Iván de la Nuez
No hace falta leer las teorías de la desigualdad, ni a Thomas Piketty con su preocupante aritmética del 1% de la población que se enriquece y el otro 99% que cae en la precariedad sin paracaídas. No es necesario leer El Capital. Sólo hay que darse un paseo por cualquier barrio del mundo para comprobar los desajustes de este sistema. Y para entender que sus problemas, al final, no son otra cosa que su misma lógica.
Porque, si hasta hace pocas décadas el capitalismo se podía mantener a pesar de su asimetría, ahora se ha adentrado en una espiral peligrosa en la cual lo asimétrico ha pasado a ser disfuncional. Esto es lo que tiene intentar apuntalar a un sistema económico sólo para sus beneficiarios, sin fantasía de mejora o ilusión de futuro a la vista. Que se cae por su propio peso, digámoslo así.

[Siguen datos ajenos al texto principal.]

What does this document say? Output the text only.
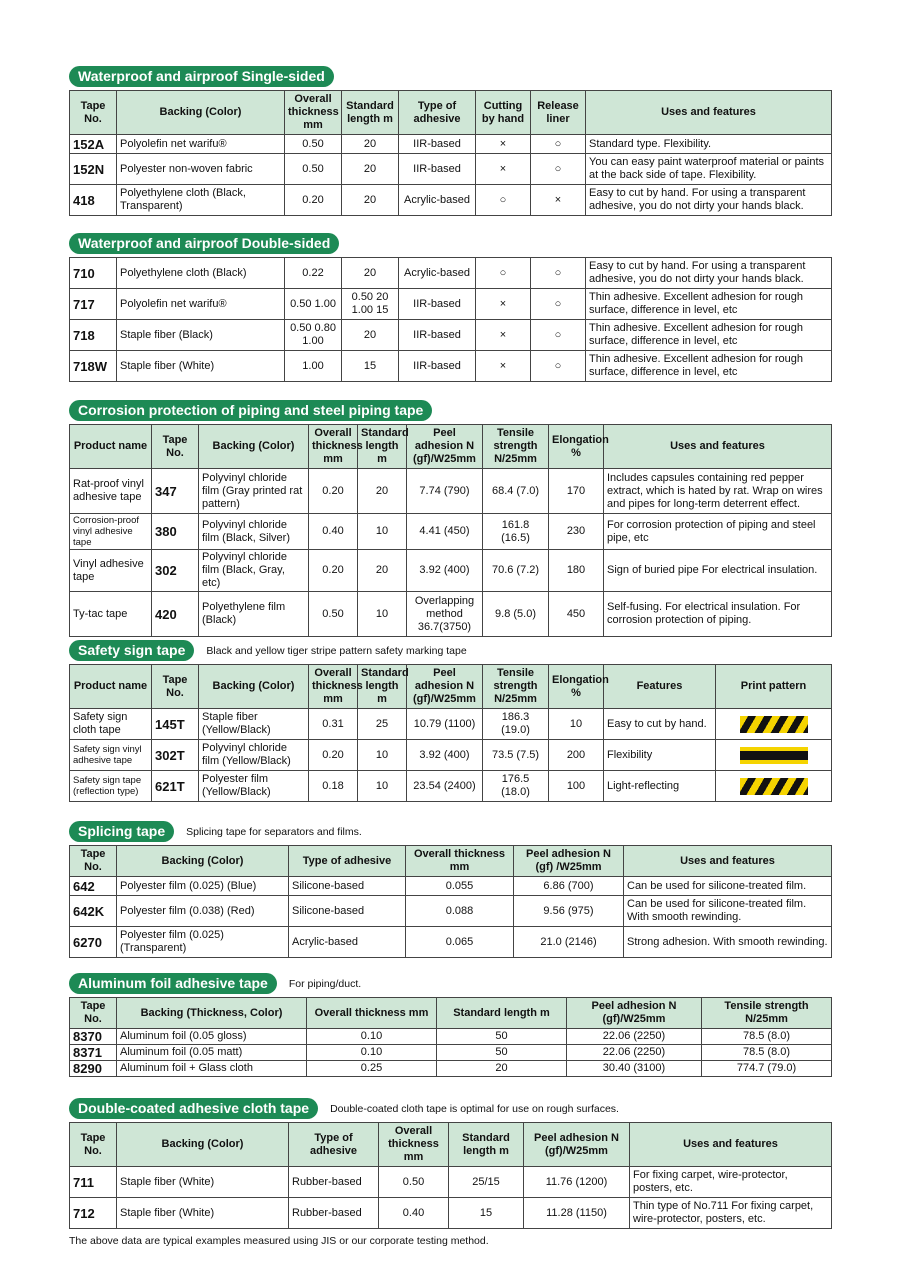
Waterproof and airproof Single-sided
Tape No.	Backing (Color)	Overall thickness mm	Standard length m	Type of adhesive	Cutting by hand	Release liner	Uses and features
152A	Polyolefin net warifu®	0.50	20	IIR-based	×	○	Standard type. Flexibility.
152N	Polyester non-woven fabric	0.50	20	IIR-based	×	○	You can easy paint waterproof material or paints at the back side of tape. Flexibility.
418	Polyethylene cloth (Black, Transparent)	0.20	20	Acrylic-based	○	×	Easy to cut by hand. For using a transparent adhesive, you do not dirty your hands black.
Waterproof and airproof Double-sided
710	Polyethylene cloth (Black)	0.22	20	Acrylic-based	○	○	Easy to cut by hand. For using a transparent adhesive, you do not dirty your hands black.
717	Polyolefin net warifu®	0.50 1.00	0.50 20 1.00 15	IIR-based	×	○	Thin adhesive. Excellent adhesion for rough surface, difference in level, etc
718	Staple fiber (Black)	0.50 0.80 1.00	20	IIR-based	×	○	Thin adhesive. Excellent adhesion for rough surface, difference in level, etc
718W	Staple fiber (White)	1.00	15	IIR-based	×	○	Thin adhesive. Excellent adhesion for rough surface, difference in level, etc
Corrosion protection of piping and steel piping tape
Product name	Tape No.	Backing (Color)	Overall thickness mm	Standard length m	Peel adhesion N (gf)/W25mm	Tensile strength N/25mm	Elongation %	Uses and features
Rat-proof vinyl adhesive tape	347	Polyvinyl chloride film (Gray printed rat pattern)	0.20	20	7.74 (790)	68.4 (7.0)	170	Includes capsules containing red pepper extract, which is hated by rat. Wrap on wires and pipes for long-term deterrent effect.
Corrosion-proof vinyl adhesive tape	380	Polyvinyl chloride film (Black, Silver)	0.40	10	4.41 (450)	161.8 (16.5)	230	For corrosion protection of piping and steel pipe, etc
Vinyl adhesive tape	302	Polyvinyl chloride film (Black, Gray, etc)	0.20	20	3.92 (400)	70.6 (7.2)	180	Sign of buried pipe For electrical insulation.
Ty-tac tape	420	Polyethylene film (Black)	0.50	10	Overlapping method 36.7(3750)	9.8 (5.0)	450	Self-fusing. For electrical insulation. For corrosion protection of piping.
Safety sign tape	Black and yellow tiger stripe pattern safety marking tape
Product name	Tape No.	Backing (Color)	Overall thickness mm	Standard length m	Peel adhesion N (gf)/W25mm	Tensile strength N/25mm	Elongation %	Features	Print pattern
Safety sign cloth tape	145T	Staple fiber (Yellow/Black)	0.31	25	10.79 (1100)	186.3 (19.0)	10	Easy to cut by hand.	
Safety sign vinyl adhesive tape	302T	Polyvinyl chloride film (Yellow/Black)	0.20	10	3.92 (400)	73.5 (7.5)	200	Flexibility	
Safety sign tape (reflection type)	621T	Polyester film (Yellow/Black)	0.18	10	23.54 (2400)	176.5 (18.0)	100	Light-reflecting	
Splicing tape	Splicing tape for separators and films.
Tape No.	Backing (Color)	Type of adhesive	Overall thickness mm	Peel adhesion N (gf) /W25mm	Uses and features
642	Polyester film (0.025) (Blue)	Silicone-based	0.055	6.86 (700)	Can be used for silicone-treated film.
642K	Polyester film (0.038) (Red)	Silicone-based	0.088	9.56 (975)	Can be used for silicone-treated film. With smooth rewinding.
6270	Polyester film (0.025) (Transparent)	Acrylic-based	0.065	21.0 (2146)	Strong adhesion. With smooth rewinding.
Aluminum foil adhesive tape	For piping/duct.
Tape No.	Backing (Thickness, Color)	Overall thickness mm	Standard length m	Peel adhesion N (gf)/W25mm	Tensile strength N/25mm
8370	Aluminum foil (0.05 gloss)	0.10	50	22.06 (2250)	78.5 (8.0)
8371	Aluminum foil (0.05 matt)	0.10	50	22.06 (2250)	78.5 (8.0)
8290	Aluminum foil + Glass cloth	0.25	20	30.40 (3100)	774.7 (79.0)
Double-coated adhesive cloth tape	Double-coated cloth tape is optimal for use on rough surfaces.
Tape No.	Backing (Color)	Type of adhesive	Overall thickness mm	Standard length m	Peel adhesion N (gf)/W25mm	Uses and features
711	Staple fiber (White)	Rubber-based	0.50	25/15	11.76 (1200)	For fixing carpet, wire-protector, posters, etc.
712	Staple fiber (White)	Rubber-based	0.40	15	11.28 (1150)	Thin type of No.711 For fixing carpet, wire-protector, posters, etc.
The above data are typical examples measured using JIS or our corporate testing method.
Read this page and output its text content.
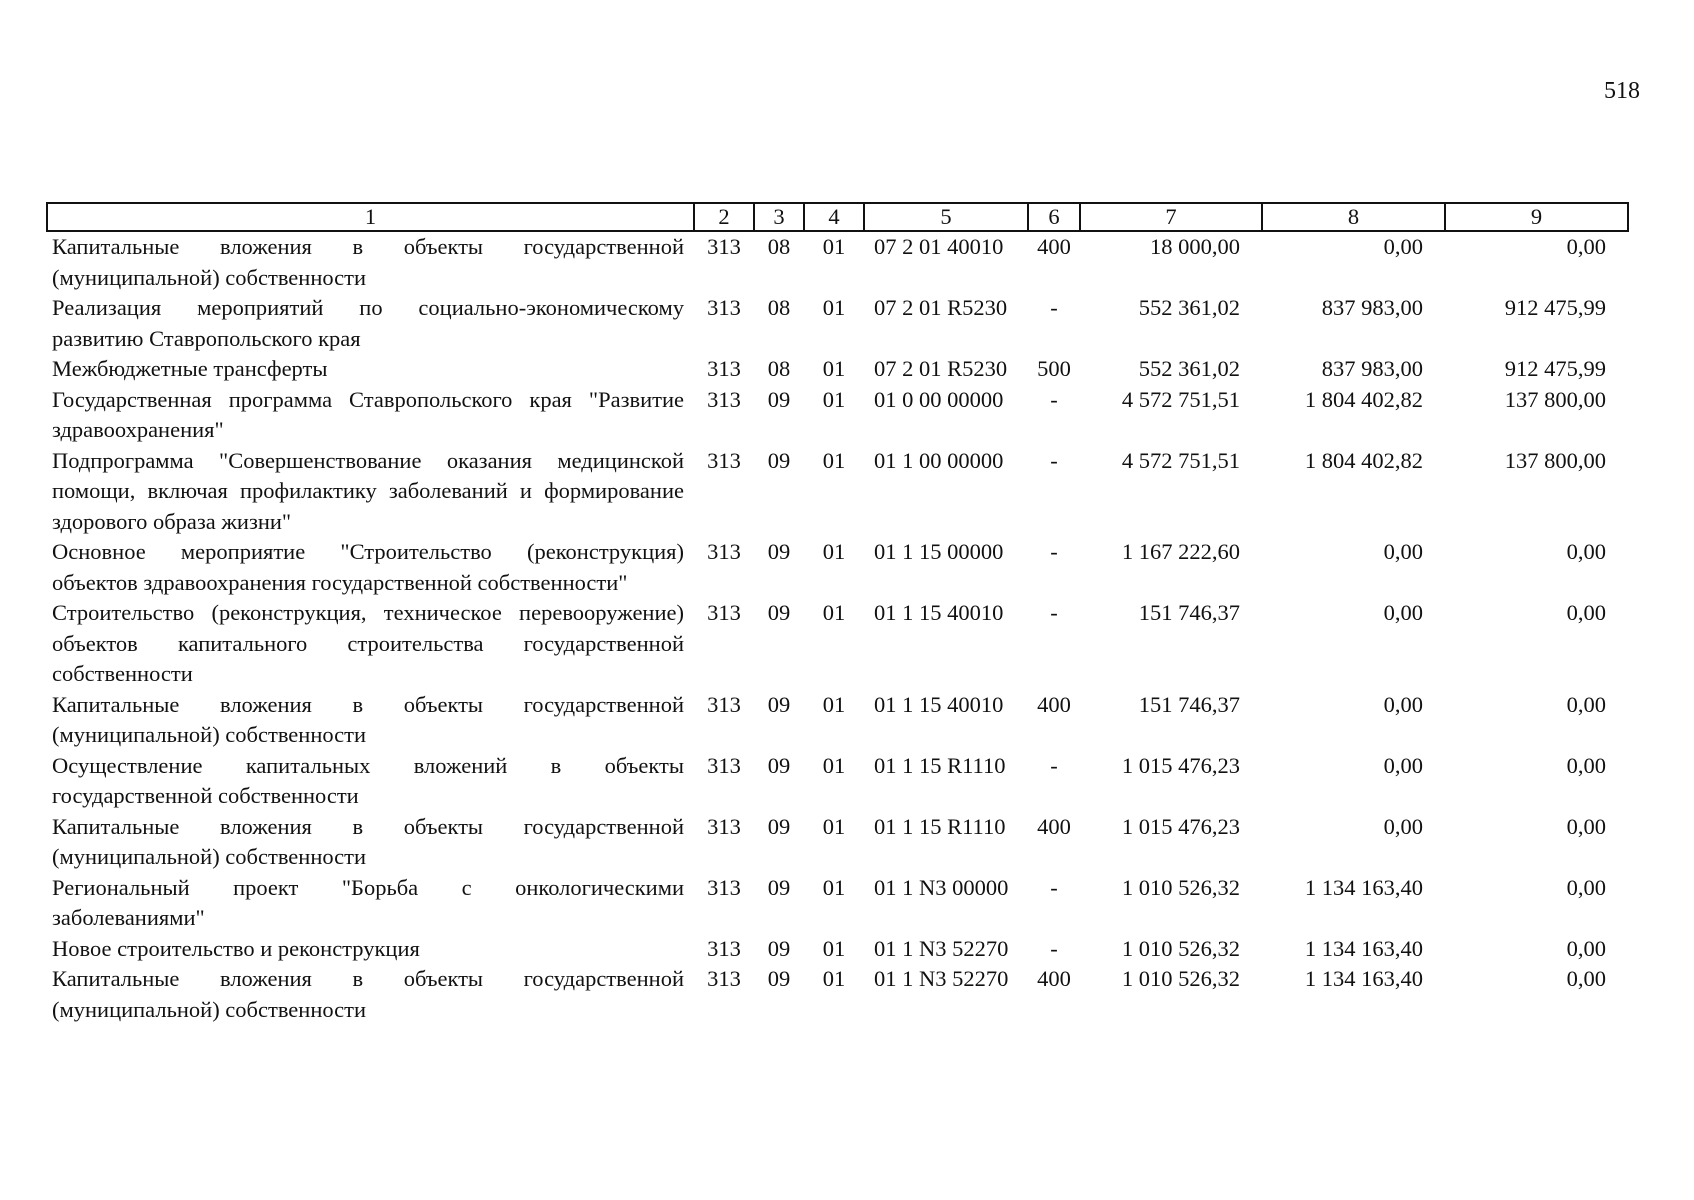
518
1	2	3	4	5	6	7	8	9
Капитальные вложения в объекты государственной (муниципальной) собственности	313	08	01	07 2 01 40010	400	18 000,00	0,00	0,00
Реализация мероприятий по социально-экономическому развитию Ставропольского края	313	08	01	07 2 01 R5230	-	552 361,02	837 983,00	912 475,99
Межбюджетные трансферты	313	08	01	07 2 01 R5230	500	552 361,02	837 983,00	912 475,99
Государственная программа Ставропольского края "Развитие здравоохранения"	313	09	01	01 0 00 00000	-	4 572 751,51	1 804 402,82	137 800,00
Подпрограмма "Совершенствование оказания медицинской помощи, включая профилактику заболеваний и формирование здорового образа жизни"	313	09	01	01 1 00 00000	-	4 572 751,51	1 804 402,82	137 800,00
Основное мероприятие "Строительство (реконструкция) объектов здравоохранения государственной собственности"	313	09	01	01 1 15 00000	-	1 167 222,60	0,00	0,00
Строительство (реконструкция, техническое перевооружение) объектов капитального строительства государственной собственности	313	09	01	01 1 15 40010	-	151 746,37	0,00	0,00
Капитальные вложения в объекты государственной (муниципальной) собственности	313	09	01	01 1 15 40010	400	151 746,37	0,00	0,00
Осуществление капитальных вложений в объекты государственной собственности	313	09	01	01 1 15 R1110	-	1 015 476,23	0,00	0,00
Капитальные вложения в объекты государственной (муниципальной) собственности	313	09	01	01 1 15 R1110	400	1 015 476,23	0,00	0,00
Региональный проект "Борьба с онкологическими заболеваниями"	313	09	01	01 1 N3 00000	-	1 010 526,32	1 134 163,40	0,00
Новое строительство и реконструкция	313	09	01	01 1 N3 52270	-	1 010 526,32	1 134 163,40	0,00
Капитальные вложения в объекты государственной (муниципальной) собственности	313	09	01	01 1 N3 52270	400	1 010 526,32	1 134 163,40	0,00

No es otro el destino de un sistema basado en la voracidad del “lo quiero todo” y el “lo quiero ya”. Ese desenfreno, que une por arriba al statu quo del neocapitalismo, define a esta oligarquía que ya va desterrando a la democracia con más prisa que pausa.
A tal voracidad de las élites, la sociedad le está respondiendo con una insaciabilidad incapturable. Con la inconformidad de una población a la que ya hay poco que ofrecer que no sea la subcontrata de una vida que ya es mera supervivencia.
A ese paso, el actual sistema no se vendrá abajo por una guerra, una revolución, una invasión bárbara. Lo hará por implosión, como corresponde a los imperios narcisistas que sólo cuidan a unas elites extasiadas con su propio ombligo.
Lo que pasa es que la voracidad de esa elite está unificada y la insaciabilidad social está atomizada. Y que las primeras se unen para ganar y las segundas se dividen para perder.